Medical Marijuana Magazine

JUDICIAL HIGH IN CALIFORNIA

by William F. Buckley, Jr.

Long live California, even if we aren't always sorry we don't live there. The news two days ago was something on the order of a Whiskey Rebellion mounted by Californians who want to smoke their cigarettes, dammit, and to hell with that new law that makes smoking illegal except in your own cellar. Where will it end? The scent of rebellion has reached New York City, where the mayor has hesitated to sign the new law making it illegal to advertise cigarettes within a thousand feet of a school-building. Do we have the beginning of a national movement?

And of course California is the crucible of the medical marijuana movement. That mess makes the Augean stables look like spilt tea. What happened is Proposition 215, passed in November of 1996. What it says is that a doctor can authorize in writing or orally the use of marijuana by any patient seeking relief from the assorted pains marijuana usefully addresses; and authorized patients may cultivate their own supply of marijuana. The law has been criticized for reasons implausible and plausible. It is, really, quite dumb for lay critics of marijuana to prattle on about how there are other means (pills) to bring equivalent relief to those who suffer. That question is as easily disposed of as taking the testimony of one or one hundred people who have tried the pill without effect, but get relief from smoking marijuana. On the other hand it is obviously true that people who egged on Proposition 215 professing only concern for the afflicted are, many of them, just plain rooters for marijuana legalization.

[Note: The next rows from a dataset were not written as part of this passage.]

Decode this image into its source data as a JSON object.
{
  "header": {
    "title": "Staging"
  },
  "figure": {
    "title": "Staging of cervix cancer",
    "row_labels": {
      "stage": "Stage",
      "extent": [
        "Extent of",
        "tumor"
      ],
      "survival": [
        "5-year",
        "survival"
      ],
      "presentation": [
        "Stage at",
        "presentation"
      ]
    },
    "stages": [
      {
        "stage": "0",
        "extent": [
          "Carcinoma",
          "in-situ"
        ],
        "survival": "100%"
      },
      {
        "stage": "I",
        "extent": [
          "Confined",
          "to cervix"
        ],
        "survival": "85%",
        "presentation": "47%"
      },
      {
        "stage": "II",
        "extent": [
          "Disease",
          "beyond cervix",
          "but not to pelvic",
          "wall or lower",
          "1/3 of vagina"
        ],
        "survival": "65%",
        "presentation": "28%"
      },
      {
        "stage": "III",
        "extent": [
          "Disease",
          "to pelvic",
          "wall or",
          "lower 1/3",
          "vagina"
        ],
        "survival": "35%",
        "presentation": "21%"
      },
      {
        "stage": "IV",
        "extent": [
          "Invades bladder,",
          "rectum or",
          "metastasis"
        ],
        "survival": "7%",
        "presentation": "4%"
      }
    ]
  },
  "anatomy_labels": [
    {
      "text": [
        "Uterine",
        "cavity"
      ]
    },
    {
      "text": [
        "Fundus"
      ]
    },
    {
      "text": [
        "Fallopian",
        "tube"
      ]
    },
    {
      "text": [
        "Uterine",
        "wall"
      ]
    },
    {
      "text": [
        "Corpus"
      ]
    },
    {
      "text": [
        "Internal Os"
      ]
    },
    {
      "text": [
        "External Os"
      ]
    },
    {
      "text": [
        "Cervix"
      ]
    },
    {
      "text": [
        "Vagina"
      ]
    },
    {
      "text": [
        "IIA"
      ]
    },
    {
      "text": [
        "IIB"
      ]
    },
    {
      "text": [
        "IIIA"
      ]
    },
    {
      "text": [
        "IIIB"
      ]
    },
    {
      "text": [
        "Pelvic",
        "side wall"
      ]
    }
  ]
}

Which brings the story to Peter McWilliams. I have for him the reverence you have (those of you who use word processors) for the person who introduced you to the computer. He wrote a book about computers so lucid and engaging it became a best-seller. He went on to become a syndicated columnist on cyberworld, but simultaneously he pressed other pursuits, poetical, photographic, and philosophical. He is the absolute Number One anarchist in America on matters having to do with personal conduct. He has paid a heavy price for pursuing his passions, suffering now from AIDS and from cancer.

Now Peter McWilliams is a publisher (Prelude Press) whose books have made ten appearances on the New York Times best-seller list, and this time around he retained one Todd McCormick to do a book on marijuana growing -- for the afflicted. Mr. McCormick proceeded to grow, in a pasture behind a little house in Bel Air purchased with money advanced by McWilliams, not one marijuana plant but four thousand. McCormick had had experience in Amsterdam and was engaged in writing a book on the general subject. Bang! Six thirty in the morning, nine DEA agents crash into McWilliams' house finding him at work on his computer. They simultaneously tell him he is not under arrest and handcuff him. They spend three hours going over every piece of paper in his house (they find one ounce of marijuana, which is within the California legal limit) and walk away with his computer. That is the equivalent of entering the New York Times and walking away with the printing machinery.

Well, the ACLU, which is right twice a day, is on to the McWms' ((sic)) case and is asking the right questions and there will be interminable arguments and counter-arguments, and a certain amount hangs on the outcome, given that a finding of guilt on all counts including conspiracy to manufacture and sell marijuana could put McWilliams away with a life sentence and a four million dollar fine. There are those who believe that is going too far; on the other hand there are also those who believe that 24 hours in the cooler is also going too far, to say nothing of nine agents at 6:30 A. M. barging into your house with handcuffs.

There is, obviously, a judicial shortcircuit in play here. California says something that sounds like Okay. On the one hand there is the federal war on drugs, with General Barry McCaffrey up there like George S. Patton defying all obstacles to pressing his war. The difference is that Patton succeeded and McCaffrey is not succeeding and never will. Anthony Lewis of the New York Times reminds us that in 1980 the Feds spent $4 billion on the drug war, now $32 billion and the number of people in jail on drug charges went up by the same multiple of eight: from 50,000 to 400,000. How to proceed?

Not, one hopes, with more dawn break-ins and removal of computers. Peter McWilliams reports an ironic turn. For his illness he smokes every day. But after you do that for a few weeks you cease to get a high. Marijuana becomes just something that stops nausea, eases pain, reduces interocular pressure, relaxes muscles, and takes the "bottom" out of a depression. So where do we go from here? To jail?